February 28, 2006
EU well prepared to combat bird flu
The European Union is well prepared to combat bird flu, as evidenced by the fact that it has been able to detect H5N1 in wild birds found dead, enabling officials to take early measures to prevent a wide spread of the virus to commercial poultry, a senior European health official said Monday.
"I don't think there will be human cases in the (EU) community because we are well prepared," Bernard Van Goethem, the European Commission's director for animal health said.

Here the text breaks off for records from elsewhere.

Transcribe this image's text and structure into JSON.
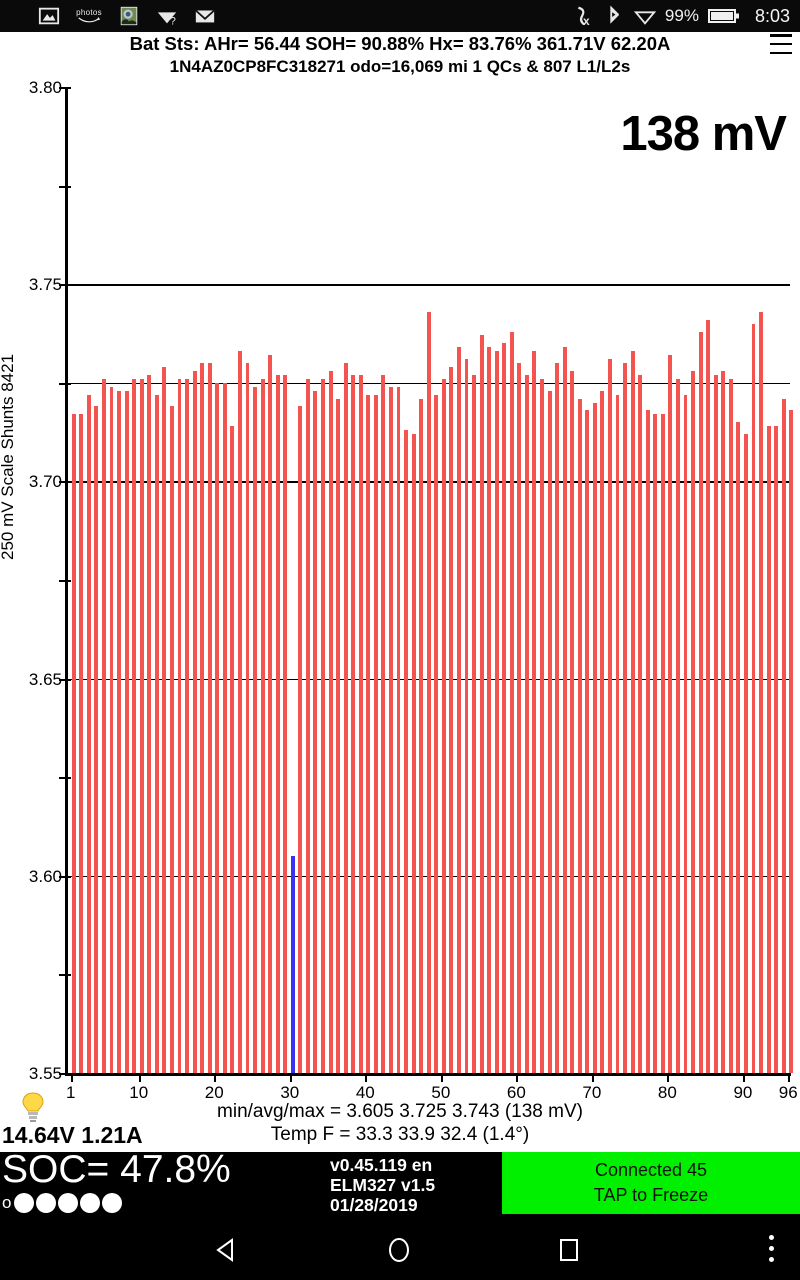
{
  "status_bar": {
    "left_icons": [
      "image-icon",
      "photos-icon",
      "app-icon",
      "wifi-question-icon",
      "mail-icon"
    ],
    "photos_label": "photos",
    "wifi_question": "?",
    "right_icons": [
      "mute-icon",
      "bluetooth-icon",
      "wifi-icon"
    ],
    "battery_percent": "99%",
    "clock": "8:03"
  },
  "header": {
    "line1": "Bat Sts:  AHr= 56.44  SOH= 90.88%   Hx= 83.76%   361.71V 62.20A",
    "line2": "1N4AZ0CP8FC318271 odo=16,069 mi  1 QCs & 807 L1/L2s",
    "menu_icon": "hamburger-menu-icon"
  },
  "chart_overlay": {
    "big_value": "138 mV"
  },
  "below_chart": {
    "bulb_icon": "lightbulb-icon",
    "aux_voltage": "14.64V 1.21A",
    "min_avg_max": "min/avg/max = 3.605 3.725 3.743  (138 mV)",
    "temp": "Temp F = 33.3  33.9  32.4  (1.4°)"
  },
  "footer": {
    "soc_label": "SOC= 47.8%",
    "soc_dots_zero": "o",
    "soc_dots_filled": 5,
    "version_lines": [
      "v0.45.119 en",
      "ELM327 v1.5",
      "01/28/2019"
    ],
    "connect_button": {
      "line1": "Connected 45",
      "line2": "TAP to Freeze",
      "color": "#00f000"
    }
  },
  "nav_bar": {
    "back_icon": "back-triangle-icon",
    "home_icon": "home-circle-icon",
    "recents_icon": "recents-square-icon",
    "overflow_icon": "overflow-dots-icon"
  },
  "colors": {
    "bar": "#f4544f",
    "bar_low": "#3a34f0",
    "accent_green": "#00f000",
    "axis": "#000000"
  },
  "chart_data": {
    "type": "bar",
    "title": "",
    "xlabel": "",
    "ylabel": "250 mV Scale  Shunts 8421",
    "ylim": [
      3.55,
      3.8
    ],
    "yticks": [
      3.55,
      3.6,
      3.65,
      3.7,
      3.75,
      3.8
    ],
    "yminor": [
      3.575,
      3.625,
      3.675,
      3.725,
      3.775
    ],
    "grid": true,
    "gridlines_major": [
      3.6,
      3.65,
      3.7,
      3.75,
      3.725
    ],
    "legend": null,
    "xticks": [
      1,
      10,
      20,
      30,
      40,
      50,
      60,
      70,
      80,
      90,
      96
    ],
    "xtick_labels": [
      "1",
      "10",
      "20",
      "30",
      "40",
      "50",
      "60",
      "70",
      "80",
      "90",
      "96"
    ],
    "x": [
      1,
      2,
      3,
      4,
      5,
      6,
      7,
      8,
      9,
      10,
      11,
      12,
      13,
      14,
      15,
      16,
      17,
      18,
      19,
      20,
      21,
      22,
      23,
      24,
      25,
      26,
      27,
      28,
      29,
      30,
      31,
      32,
      33,
      34,
      35,
      36,
      37,
      38,
      39,
      40,
      41,
      42,
      43,
      44,
      45,
      46,
      47,
      48,
      49,
      50,
      51,
      52,
      53,
      54,
      55,
      56,
      57,
      58,
      59,
      60,
      61,
      62,
      63,
      64,
      65,
      66,
      67,
      68,
      69,
      70,
      71,
      72,
      73,
      74,
      75,
      76,
      77,
      78,
      79,
      80,
      81,
      82,
      83,
      84,
      85,
      86,
      87,
      88,
      89,
      90,
      91,
      92,
      93,
      94,
      95,
      96
    ],
    "values": [
      3.717,
      3.717,
      3.722,
      3.719,
      3.726,
      3.724,
      3.723,
      3.723,
      3.726,
      3.726,
      3.727,
      3.722,
      3.729,
      3.719,
      3.726,
      3.726,
      3.728,
      3.73,
      3.73,
      3.725,
      3.725,
      3.714,
      3.733,
      3.73,
      3.724,
      3.726,
      3.732,
      3.727,
      3.727,
      3.605,
      3.719,
      3.726,
      3.723,
      3.726,
      3.728,
      3.721,
      3.73,
      3.727,
      3.727,
      3.722,
      3.722,
      3.727,
      3.724,
      3.724,
      3.713,
      3.712,
      3.721,
      3.743,
      3.722,
      3.726,
      3.729,
      3.734,
      3.731,
      3.727,
      3.737,
      3.734,
      3.733,
      3.735,
      3.738,
      3.73,
      3.727,
      3.733,
      3.726,
      3.723,
      3.73,
      3.734,
      3.728,
      3.721,
      3.718,
      3.72,
      3.723,
      3.731,
      3.722,
      3.73,
      3.733,
      3.727,
      3.718,
      3.717,
      3.717,
      3.732,
      3.726,
      3.722,
      3.728,
      3.738,
      3.741,
      3.727,
      3.728,
      3.726,
      3.715,
      3.712,
      3.74,
      3.743,
      3.714,
      3.714,
      3.721,
      3.718
    ],
    "low_index": 30,
    "annotations": [
      {
        "text": "138 mV",
        "position": "top-right"
      },
      {
        "text": "min/avg/max = 3.605 3.725 3.743  (138 mV)",
        "position": "below-axis"
      },
      {
        "text": "Temp F = 33.3  33.9  32.4  (1.4°)",
        "position": "below-axis"
      }
    ]
  }
}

However, veterinary experts meeting in Paris Monday warned of huge gaps in their knowledge of bird flu, particularly how wild birds might spread the disease.
France Saturday reported the EU's first case of H5N1 on a commercial poultry farm --in a zone in the southeast of the country that was already under heightened surveillance because H5N1 had previously been found there in dead wild ducks.
"There's this big enormous black hole about wild birds that we know absolutely nothing about," said Ilaria Capua, chief of a laboratory in Padua, Italy, which Monday identified Niger as the second sub-Saharan African country to have cases of the H5N1 bird flu.
Capua noted that all bird cases of H5N1 have been detected in birds that were either dead or sick. One concern is that there may be other types of wild bird that can carry H5N1 without being sickened, and that they could spread the virus undetected, becoming "a never-ending source" of potential infection, she said.
She said Europe could find itself "under a double machine gun" of potential infection spread by wild birds migrating southward in winter and northward in spring.
Meanwhile, the Eu executive office announced Monday Feb 27 that health commissioner Markos Kyprianou will visit Nigeria later this week to discuss recent outbreaks of bird flu in the African country. He will meet with Nigerian President Olusegun Obasanjo and senior health and agriculture officials to offer the EU's help in tackling the spread of the lethal H5N1 strain.